There are currently two types of kits for the detection of novel coronaviruses, one is a rapid detection kit based on qRT-PCR, and the other is a detection kit based on high-throughput sequencing. The combination of qRT-PCR and metagenomics detection can detect the 2019-nCoV virus faster and more comprehensively, noted Jiang Hui, COO of MGI, the manufacturing subsidiary of BGI Group, and monitor the mutations that may occur during transmission of the novel coronavirus through thousands of hosts.

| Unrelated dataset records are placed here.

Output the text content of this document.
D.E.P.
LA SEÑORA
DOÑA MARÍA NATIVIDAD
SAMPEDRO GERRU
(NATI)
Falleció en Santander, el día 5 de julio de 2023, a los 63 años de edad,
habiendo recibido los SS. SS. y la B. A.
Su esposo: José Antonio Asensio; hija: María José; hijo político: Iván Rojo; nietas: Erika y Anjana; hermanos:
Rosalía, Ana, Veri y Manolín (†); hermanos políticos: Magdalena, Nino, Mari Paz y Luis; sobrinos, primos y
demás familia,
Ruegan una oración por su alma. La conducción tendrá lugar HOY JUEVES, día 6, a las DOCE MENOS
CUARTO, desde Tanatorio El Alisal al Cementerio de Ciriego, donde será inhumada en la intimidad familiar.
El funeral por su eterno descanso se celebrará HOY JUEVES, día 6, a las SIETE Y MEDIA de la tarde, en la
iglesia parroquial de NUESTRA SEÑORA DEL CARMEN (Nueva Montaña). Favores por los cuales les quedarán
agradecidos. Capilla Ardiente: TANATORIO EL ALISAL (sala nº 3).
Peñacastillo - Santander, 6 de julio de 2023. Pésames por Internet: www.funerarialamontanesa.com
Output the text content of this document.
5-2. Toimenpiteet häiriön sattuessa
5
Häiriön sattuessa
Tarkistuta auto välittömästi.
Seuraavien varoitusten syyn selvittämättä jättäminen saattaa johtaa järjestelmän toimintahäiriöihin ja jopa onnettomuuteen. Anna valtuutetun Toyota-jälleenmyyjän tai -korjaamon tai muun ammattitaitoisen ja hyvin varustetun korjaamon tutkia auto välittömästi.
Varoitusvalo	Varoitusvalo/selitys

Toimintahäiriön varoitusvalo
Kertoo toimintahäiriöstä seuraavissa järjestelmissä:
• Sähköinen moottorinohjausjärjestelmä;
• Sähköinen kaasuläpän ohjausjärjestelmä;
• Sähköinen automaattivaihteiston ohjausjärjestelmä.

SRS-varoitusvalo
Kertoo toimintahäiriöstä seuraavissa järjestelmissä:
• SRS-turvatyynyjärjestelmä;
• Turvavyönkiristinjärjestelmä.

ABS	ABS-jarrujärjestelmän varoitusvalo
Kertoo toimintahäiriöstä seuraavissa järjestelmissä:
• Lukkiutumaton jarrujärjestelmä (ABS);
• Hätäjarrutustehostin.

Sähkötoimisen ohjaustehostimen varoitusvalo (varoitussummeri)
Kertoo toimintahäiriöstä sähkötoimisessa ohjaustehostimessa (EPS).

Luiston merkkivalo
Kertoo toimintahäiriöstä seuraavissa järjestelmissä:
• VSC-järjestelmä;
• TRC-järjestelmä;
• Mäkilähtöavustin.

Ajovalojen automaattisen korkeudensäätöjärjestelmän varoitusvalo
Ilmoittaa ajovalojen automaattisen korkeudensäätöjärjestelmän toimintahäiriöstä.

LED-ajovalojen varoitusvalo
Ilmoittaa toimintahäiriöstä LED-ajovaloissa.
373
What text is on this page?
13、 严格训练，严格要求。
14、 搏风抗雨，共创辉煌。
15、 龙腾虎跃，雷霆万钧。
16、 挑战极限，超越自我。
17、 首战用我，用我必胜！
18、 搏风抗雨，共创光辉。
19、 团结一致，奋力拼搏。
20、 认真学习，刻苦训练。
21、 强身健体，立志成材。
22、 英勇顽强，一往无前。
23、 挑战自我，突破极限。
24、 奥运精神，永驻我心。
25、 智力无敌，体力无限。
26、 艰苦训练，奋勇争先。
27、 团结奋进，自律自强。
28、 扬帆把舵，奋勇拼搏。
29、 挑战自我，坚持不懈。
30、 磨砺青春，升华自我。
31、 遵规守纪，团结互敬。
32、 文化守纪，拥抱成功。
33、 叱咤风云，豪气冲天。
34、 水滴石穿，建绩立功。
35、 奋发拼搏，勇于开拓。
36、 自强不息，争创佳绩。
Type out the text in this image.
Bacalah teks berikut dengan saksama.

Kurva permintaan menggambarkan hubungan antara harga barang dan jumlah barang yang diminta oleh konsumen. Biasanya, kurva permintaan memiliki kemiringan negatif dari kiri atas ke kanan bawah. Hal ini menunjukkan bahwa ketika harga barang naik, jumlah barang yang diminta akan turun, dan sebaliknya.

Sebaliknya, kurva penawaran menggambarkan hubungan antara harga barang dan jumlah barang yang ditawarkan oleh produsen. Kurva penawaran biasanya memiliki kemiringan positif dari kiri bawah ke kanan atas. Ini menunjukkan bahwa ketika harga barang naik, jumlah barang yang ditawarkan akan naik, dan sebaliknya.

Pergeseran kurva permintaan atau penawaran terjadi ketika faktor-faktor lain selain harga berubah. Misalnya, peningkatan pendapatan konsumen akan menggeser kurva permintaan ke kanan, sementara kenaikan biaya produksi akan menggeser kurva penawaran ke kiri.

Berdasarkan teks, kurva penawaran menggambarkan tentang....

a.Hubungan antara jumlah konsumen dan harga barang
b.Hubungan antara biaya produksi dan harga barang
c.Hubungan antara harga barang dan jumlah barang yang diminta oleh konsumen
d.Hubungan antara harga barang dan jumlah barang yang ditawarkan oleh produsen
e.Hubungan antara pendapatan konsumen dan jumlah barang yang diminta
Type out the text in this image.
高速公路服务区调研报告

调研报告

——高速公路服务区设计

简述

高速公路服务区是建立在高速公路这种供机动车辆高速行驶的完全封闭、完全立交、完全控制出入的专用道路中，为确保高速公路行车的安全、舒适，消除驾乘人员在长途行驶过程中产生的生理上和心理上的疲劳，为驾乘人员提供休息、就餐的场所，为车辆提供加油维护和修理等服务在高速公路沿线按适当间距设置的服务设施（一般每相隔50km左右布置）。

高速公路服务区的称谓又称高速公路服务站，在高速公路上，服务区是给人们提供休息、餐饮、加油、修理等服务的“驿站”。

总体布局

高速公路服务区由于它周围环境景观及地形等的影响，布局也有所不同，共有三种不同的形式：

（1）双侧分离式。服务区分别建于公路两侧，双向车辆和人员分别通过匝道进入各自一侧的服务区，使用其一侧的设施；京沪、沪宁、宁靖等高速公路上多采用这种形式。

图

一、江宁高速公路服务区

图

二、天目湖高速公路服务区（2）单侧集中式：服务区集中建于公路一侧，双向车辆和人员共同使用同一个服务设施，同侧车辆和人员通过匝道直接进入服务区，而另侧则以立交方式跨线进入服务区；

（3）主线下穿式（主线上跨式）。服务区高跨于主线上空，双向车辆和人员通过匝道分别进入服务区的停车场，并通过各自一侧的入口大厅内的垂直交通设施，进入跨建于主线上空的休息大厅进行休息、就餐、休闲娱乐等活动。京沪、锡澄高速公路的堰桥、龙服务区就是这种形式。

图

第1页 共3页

As the virus spreads, it may mutate and affect the sensitivity of qRT-PCR. The metagenomics PMseq RNA products can make up for this shortcoming and monitor possible mutations. Also, for some samples with lower virus content, when the detection level is lower than the minimum detection line of qRT-PCR products, PMseq products can effectively increase the positive rate when the host background is low.

BGI’s fast test kit is commercially available internationally, equipped with an English manual, instructional video, and online training/troubleshooting when it is needed, noted Terence Xiong, deputy director for international development. Following requests from more than 20 countries, diagnostic kits have been sent to many parts of the world.

BGI Group has called for an alliance in China to help fight the epidemic, noted Hui. A joint anti-epidemic initiative was launched on February 1. As of February 2, 131 companies had signed on and are willing to suspend their ongoing research work and business operations, providing dozens of PCR laboratories, gene amplification test laboratories, P2 laboratories, CAP certification laboratories for anti-epidemic and anti-virus work, as well as medical and research instruments, sequencers, etc. There are more than 100 research instruments, several kinds of test kits, and donations of tens of millions of yuan (millions of USD), covering 22 provinces and cities.

* The East Lake High-Tech Development Zone provided the site, BGI led the design and operation, the Second Harbor Engineering Company led the construction, and Shanghai Nori provided a large amount of laboratory equipment.